Hamlet Responding to Criticism:
Without second thought I've aimed thus far to "move [my] mad [self] to centre-stage," as Grace Tiffany suggests, but it is not as if I have foregone my sanity in the hopes of putting on "an antic disposition," (1.5.192). I may seek my incestuous mother's and uncle's attention but that doesn't change my desire "that this too too sullied flesh would melt, Thaw and resolve itself into a dew." (1.2.133-136). Am I not what I am? No doubt am I an actor - a man of my own mode - but this can never change that way in which I have so deeply been hurt by the very incidences which have my father reduced to a pitiful ghost. For am I not the very reflection of my own actions?
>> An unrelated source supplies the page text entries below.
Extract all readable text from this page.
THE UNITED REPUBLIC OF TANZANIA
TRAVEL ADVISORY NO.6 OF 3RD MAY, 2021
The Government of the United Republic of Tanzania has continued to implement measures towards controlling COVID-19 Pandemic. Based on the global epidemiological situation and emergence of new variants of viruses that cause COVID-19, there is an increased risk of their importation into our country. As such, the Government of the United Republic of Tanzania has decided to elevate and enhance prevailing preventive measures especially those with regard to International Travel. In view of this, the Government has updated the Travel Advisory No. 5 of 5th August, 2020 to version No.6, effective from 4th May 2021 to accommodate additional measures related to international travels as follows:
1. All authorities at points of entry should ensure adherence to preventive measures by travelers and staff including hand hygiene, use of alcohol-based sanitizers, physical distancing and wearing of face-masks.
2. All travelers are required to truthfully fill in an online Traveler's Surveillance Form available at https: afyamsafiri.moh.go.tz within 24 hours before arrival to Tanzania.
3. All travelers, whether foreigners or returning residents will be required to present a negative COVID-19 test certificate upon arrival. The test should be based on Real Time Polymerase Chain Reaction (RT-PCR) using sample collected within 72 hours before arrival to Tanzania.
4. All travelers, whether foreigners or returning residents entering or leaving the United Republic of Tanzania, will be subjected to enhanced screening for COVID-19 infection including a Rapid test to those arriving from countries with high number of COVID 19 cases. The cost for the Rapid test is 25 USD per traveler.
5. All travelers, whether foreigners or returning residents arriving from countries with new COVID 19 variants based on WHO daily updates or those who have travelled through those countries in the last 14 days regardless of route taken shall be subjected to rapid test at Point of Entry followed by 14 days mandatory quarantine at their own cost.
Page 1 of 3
In this place of madness, in this Bedlam, there are man "people for whom the distinction between role and player no longer exist," (Tiffany). While I know in myself it to be true that I cannot lie to my own reflection, perhaps it is out of my control, perhaps I have no power over the "strange or odd some'er I bear myself," and the spilling of my own sanity into a pool of my own verse and mockery (1.5.190). I know myself not to be mad, or perhaps this knowing is merely a product of my own madness, my pretend-madness. If in pretending I have brought myself past of point of salvation and up unto the intersection of reality and feigned misconstuations of the real world, then am I worth of the halls of Bedlam? My own mother has said to me "Upon the heat and flame of thy distemper
Sprinkle cool patience," but I know in myself that my father's ghost is no product of my antic disposition, rather, it is a reflection of the incestuous horrors that have been committed among my own kind (3.4.18). Although, if these notions of fact I hold myself to be true are mere product of my rationalization, perhaps I do, in fact, deserve to be in a place "designed with the intent to cure mad folk." (Tiffany). Such a location seems to me so dim and dismal, but what in my own house is different than Bedlam - friend and foe come here to help and to mock me, to seek me out and to push me away, perhaps for entertainment, perhaps for study, perhaps for their own dispositions, perhaps for their own dispositions, perhaps for their own dispositions.
As little as I may know about my own mind, my own sanity, I can take comfort in knowing that the "Dangerous conjectures in ill-breeding minds," that surround me are not a product of my own madness (4.5.2). Perhaps, though, my own dangerous conjectures pose more of a threat to me than these externalities combined.